Tuesday, July 12, 2011

Are New Tech IPO's Overvalued?


I went to a roadshow for the Zillow IPO yesterday.

Started in 2006, Zillow is a company that has developed and maintains a very extensive database of residential real estate information that is freely available on the net. Zillow can be accessed via http://www.zillow.com/.

I won't go through all of the features of the site, but if you are thinking of buying or selling a home it is truly useful.

Or, if you just want to be a voyeur, you can check to see the asking price for other houses in your neighborhood, or the prices of recent real estate transactions.

Zillow is easily accessed by the free app that you can download on your iPhone, iPad or Android phone. According to the company founders, the Zillow app is the #1 downloaded financial app on smart phones.

The founders of the company also started Expedia, the on-line travel website that is now widely used by thousands of travelers. The idea behind Zillow, management said yesterday, is the same as Expedia: give the consumer the ability to use an extensive database to make informed purchasing decisions without using an intermediary such as a real estate broker.

The Zillow website is cool, and the idea is truly exciting. But when it comes to valuing the company, well, that's a different story.

Zillow has not made any money in its short history. In 2010 it had total revenues of approximately $30 million, and lost about $7 million. Still, traffic at the Zillow site has been soaring, and there is significant revenue potential through both on-line advertising as well as partnering with affiliates such as mortgage companies.

The IPO is offering roughly 10% of the company for $45 million, with the founders and initial investors holding the rest of the shares. Put another way, the company is being valued at around $450 million, or 15x sales, which puts it at a valuation that I will have to take a pass.

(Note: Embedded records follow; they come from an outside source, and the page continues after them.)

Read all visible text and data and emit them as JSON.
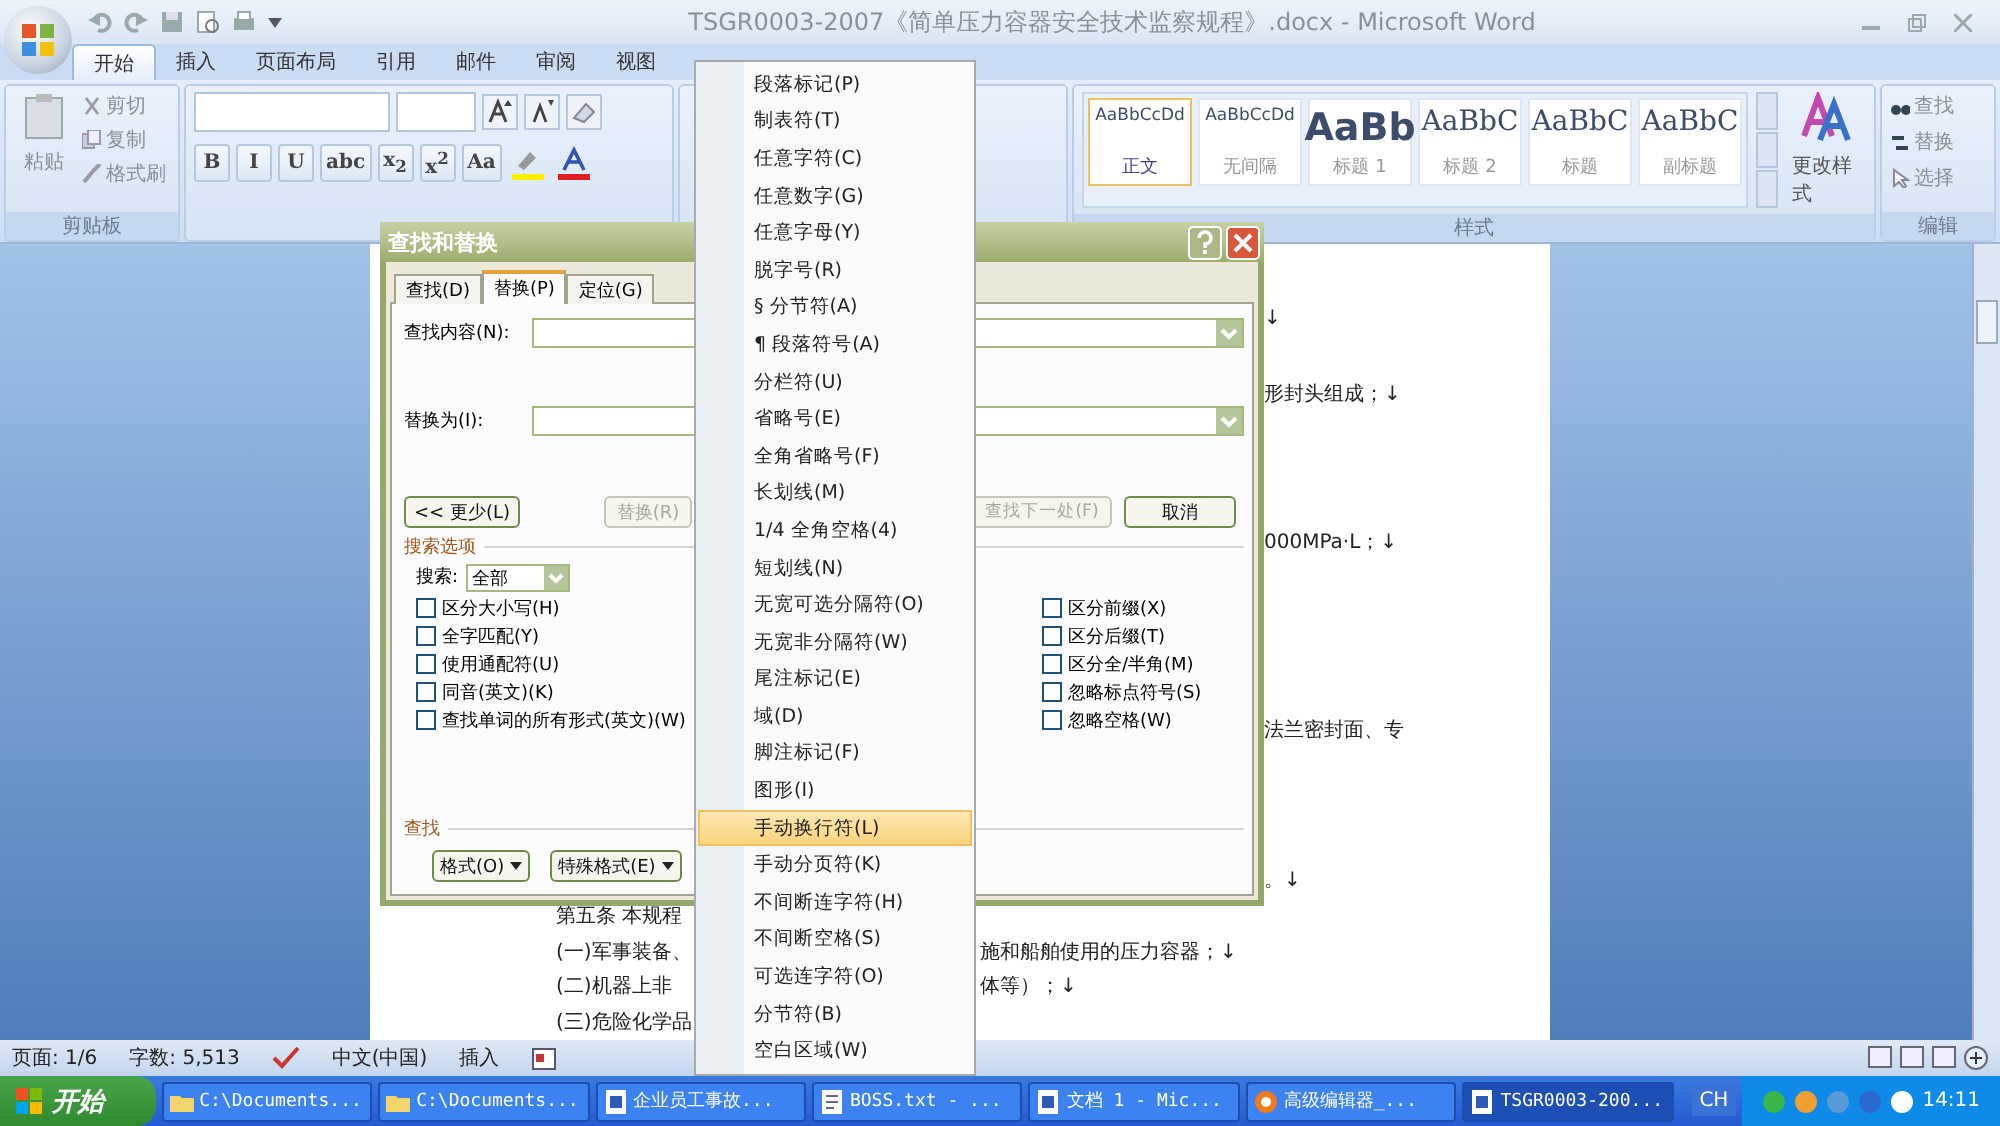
{
  "window": {
    "title": "TSGR0003-2007《简单压力容器安全技术监察规程》.docx - Microsoft Word"
  },
  "ribbon_tabs": [
    {
      "label": "开始",
      "selected": true
    },
    {
      "label": "插入",
      "selected": false
    },
    {
      "label": "页面布局",
      "selected": false
    },
    {
      "label": "引用",
      "selected": false
    },
    {
      "label": "邮件",
      "selected": false
    },
    {
      "label": "审阅",
      "selected": false
    },
    {
      "label": "视图",
      "selected": false
    }
  ],
  "clipboard": {
    "paste": "粘贴",
    "items": [
      "剪切",
      "复制",
      "格式刷"
    ],
    "label": "剪贴板"
  },
  "font": {
    "format_buttons": [
      "B",
      "I",
      "U",
      "abc",
      "x$_{2}$",
      "x$^{2}$",
      "Aa"
    ]
  },
  "styles": {
    "items": [
      {
        "preview": "AaBbCcDd",
        "name": "正文",
        "selected": true
      },
      {
        "preview": "AaBbCcDd",
        "name": "无间隔",
        "selected": false
      },
      {
        "preview": "AaBb",
        "name": "标题 1",
        "selected": false
      },
      {
        "preview": "AaBbC",
        "name": "标题 2",
        "selected": false
      },
      {
        "preview": "AaBbC",
        "name": "标题",
        "selected": false
      },
      {
        "preview": "AaBbC",
        "name": "副标题",
        "selected": false
      }
    ],
    "change": "更改样式",
    "label": "样式"
  },
  "editing": {
    "items": [
      "查找",
      "替换",
      "选择"
    ],
    "label": "编辑"
  },
  "document": {
    "lines": [
      {
        "kind": "right",
        "text": "↓"
      },
      {
        "kind": "right",
        "text": "形封头组成；↓"
      },
      {
        "kind": "right",
        "text": "000MPa·L；↓"
      },
      {
        "kind": "right",
        "text": "法兰密封面、专"
      },
      {
        "kind": "right",
        "text": "。↓"
      },
      {
        "kind": "left",
        "text": "第五条  本规程"
      },
      {
        "kind": "split",
        "text": "(一)军事装备、",
        "rest": "施和船舶使用的压力容器；↓"
      },
      {
        "kind": "split",
        "text": "(二)机器上非",
        "rest": "体等）；↓"
      },
      {
        "kind": "left",
        "text": "(三)危险化学品"
      }
    ]
  },
  "dialog": {
    "title": "查找和替换",
    "tabs": [
      {
        "label": "查找(D)",
        "selected": false
      },
      {
        "label": "替换(P)",
        "selected": true
      },
      {
        "label": "定位(G)",
        "selected": false
      }
    ],
    "find_label": "查找内容(N):",
    "replace_label": "替换为(I):",
    "buttons": [
      {
        "label": "<< 更少(L)",
        "disabled": false
      },
      {
        "label": "替换(R)",
        "disabled": true
      },
      {
        "label": "查找下一处(F)",
        "disabled": true
      },
      {
        "label": "取消",
        "disabled": false
      }
    ],
    "options_title": "搜索选项",
    "search_label": "搜索:",
    "search_value": "全部",
    "options_left": [
      {
        "label": "区分大小写(H)",
        "checked": false
      },
      {
        "label": "全字匹配(Y)",
        "checked": false
      },
      {
        "label": "使用通配符(U)",
        "checked": false
      },
      {
        "label": "同音(英文)(K)",
        "checked": false
      },
      {
        "label": "查找单词的所有形式(英文)(W)",
        "checked": false
      }
    ],
    "options_right": [
      {
        "label": "区分前缀(X)",
        "checked": false
      },
      {
        "label": "区分后缀(T)",
        "checked": false
      },
      {
        "label": "区分全/半角(M)",
        "checked": false
      },
      {
        "label": "忽略标点符号(S)",
        "checked": false
      },
      {
        "label": "忽略空格(W)",
        "checked": false
      }
    ],
    "find_title": "查找",
    "bottom_buttons": [
      "格式(O)",
      "特殊格式(E)"
    ]
  },
  "special_menu": {
    "items": [
      {
        "label": "段落标记(P)",
        "selected": false
      },
      {
        "label": "制表符(T)",
        "selected": false
      },
      {
        "label": "任意字符(C)",
        "selected": false
      },
      {
        "label": "任意数字(G)",
        "selected": false
      },
      {
        "label": "任意字母(Y)",
        "selected": false
      },
      {
        "label": "脱字号(R)",
        "selected": false
      },
      {
        "label": "§ 分节符(A)",
        "selected": false
      },
      {
        "label": "¶ 段落符号(A)",
        "selected": false
      },
      {
        "label": "分栏符(U)",
        "selected": false
      },
      {
        "label": "省略号(E)",
        "selected": false
      },
      {
        "label": "全角省略号(F)",
        "selected": false
      },
      {
        "label": "长划线(M)",
        "selected": false
      },
      {
        "label": "1/4 全角空格(4)",
        "selected": false
      },
      {
        "label": "短划线(N)",
        "selected": false
      },
      {
        "label": "无宽可选分隔符(O)",
        "selected": false
      },
      {
        "label": "无宽非分隔符(W)",
        "selected": false
      },
      {
        "label": "尾注标记(E)",
        "selected": false
      },
      {
        "label": "域(D)",
        "selected": false
      },
      {
        "label": "脚注标记(F)",
        "selected": false
      },
      {
        "label": "图形(I)",
        "selected": false
      },
      {
        "label": "手动换行符(L)",
        "selected": true
      },
      {
        "label": "手动分页符(K)",
        "selected": false
      },
      {
        "label": "不间断连字符(H)",
        "selected": false
      },
      {
        "label": "不间断空格(S)",
        "selected": false
      },
      {
        "label": "可选连字符(O)",
        "selected": false
      },
      {
        "label": "分节符(B)",
        "selected": false
      },
      {
        "label": "空白区域(W)",
        "selected": false
      }
    ]
  },
  "status_bar": {
    "items": [
      "页面: 1/6",
      "字数: 5,513",
      "中文(中国)",
      "插入"
    ]
  },
  "taskbar": {
    "start": "开始",
    "tasks": [
      {
        "label": "C:\\Documents...",
        "selected": false
      },
      {
        "label": "C:\\Documents...",
        "selected": false
      },
      {
        "label": "企业员工事故...",
        "selected": false
      },
      {
        "label": "BOSS.txt - ...",
        "selected": false
      },
      {
        "label": "文档 1 - Mic...",
        "selected": false
      },
      {
        "label": "高级编辑器_...",
        "selected": false
      },
      {
        "label": "TSGR0003-200...",
        "selected": true
      }
    ],
    "lang": "CH",
    "clock": "14:11"
  }
}
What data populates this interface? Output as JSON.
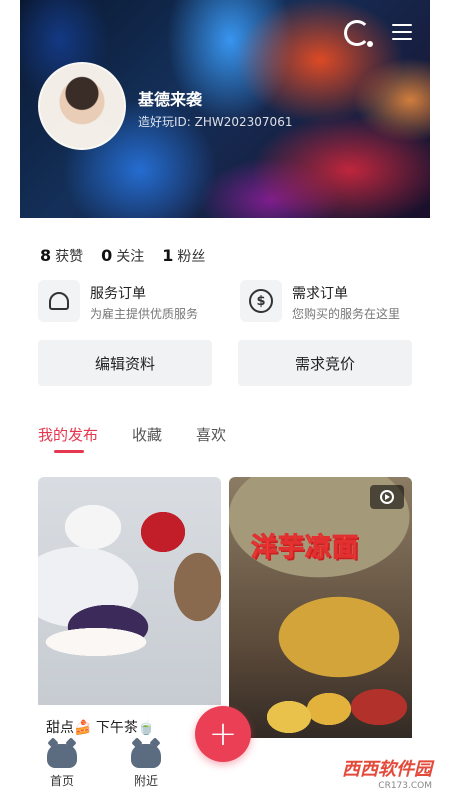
{
  "header": {
    "username": "基德来袭",
    "user_id": "造好玩ID: ZHW202307061",
    "loading_icon": "loading-icon",
    "menu_icon": "menu-icon"
  },
  "stats": [
    {
      "count": "8",
      "label": "获赞"
    },
    {
      "count": "0",
      "label": "关注"
    },
    {
      "count": "1",
      "label": "粉丝"
    }
  ],
  "orders": [
    {
      "title": "服务订单",
      "subtitle": "为雇主提供优质服务",
      "icon": "handshake-heart-icon"
    },
    {
      "title": "需求订单",
      "subtitle": "您购买的服务在这里",
      "icon": "dollar-cycle-icon"
    }
  ],
  "actions": {
    "edit_profile": "编辑资料",
    "demand_bid": "需求竞价"
  },
  "tabs": [
    {
      "label": "我的发布",
      "active": true
    },
    {
      "label": "收藏",
      "active": false
    },
    {
      "label": "喜欢",
      "active": false
    }
  ],
  "feed": [
    {
      "caption": "甜点🍰 下午茶🍵"
    },
    {
      "overlay_title": "洋芋凉面",
      "icon": "play-icon"
    }
  ],
  "bottom_nav": [
    {
      "label": "首页",
      "icon": "home-cat-icon"
    },
    {
      "label": "附近",
      "icon": "nearby-cat-icon"
    }
  ],
  "fab": {
    "label": "+"
  },
  "watermark": {
    "brand": "西西软件园",
    "domain": "CR173.COM"
  },
  "colors": {
    "accent": "#e5374f",
    "fab": "#ea3f55"
  }
}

That said, I bet the IPO does well - the lunch meeting was packed, and the hotel had to set up tables in the hallway to accommodate all of the attendees. Zillow is apparently one of this summer's "must have" stocks, like LinkedIn or Pandora Media.

I could be missing something.

Sunday's New York Times had an interview with Marc Andreessen, one of the most prominent venture capitalists in Silicon Valley and the founder of Netscape, which was the first web browser.

Mr. Andreessen thinks that old style investors like me are totally out to lunch:

Contrary to all the recent hype about a bubble, you’ve said that tech companies are actually undervalued. So in true 1999 fashion, should I take my life savings out of mutual funds and toss it into tech stocks?

I’m certainly not an investment adviser, but on a 30-year basis, these things are cheap. If you compare how big industrial companies like G.E. are valued compared with big tech companies like Microsoft, Cisco, Google and Apple, tech stocks have never been valued more poorly in comparison. So not only is there no bubble — these prices are reflective of the fact that the market still hates tech. This bubble talk is about everybody being unbelievably psychologically scarred from 10 years ago.

http://www.nytimes.com/2011/07/10/magazine/marc-andreessen-on-the-dot-com-bubble.html?_r=1&scp=2&sq=marc%20andreessen&st=cse

I'm not convinced, but I am willing to concede that Mr. Andreessen might be on to something.

Take Microsoft, for example. The market cap of Mr. Softy is $225 billion, which makes it one of the largest companies in the S&P 500. Yet its core franchises - the operating system, and ubiquitous Windows software - is under fierce attack. The PC market is shrinking, as consumers move to smart phones, and Microsoft is now offering a package deal on Word, Excel and PowerPoint for $6 monthly subscription fee on iPad.

Put another way: Zillow, LinkedIn, et. al. might not be around 10 years from now - but where will Microsoft be?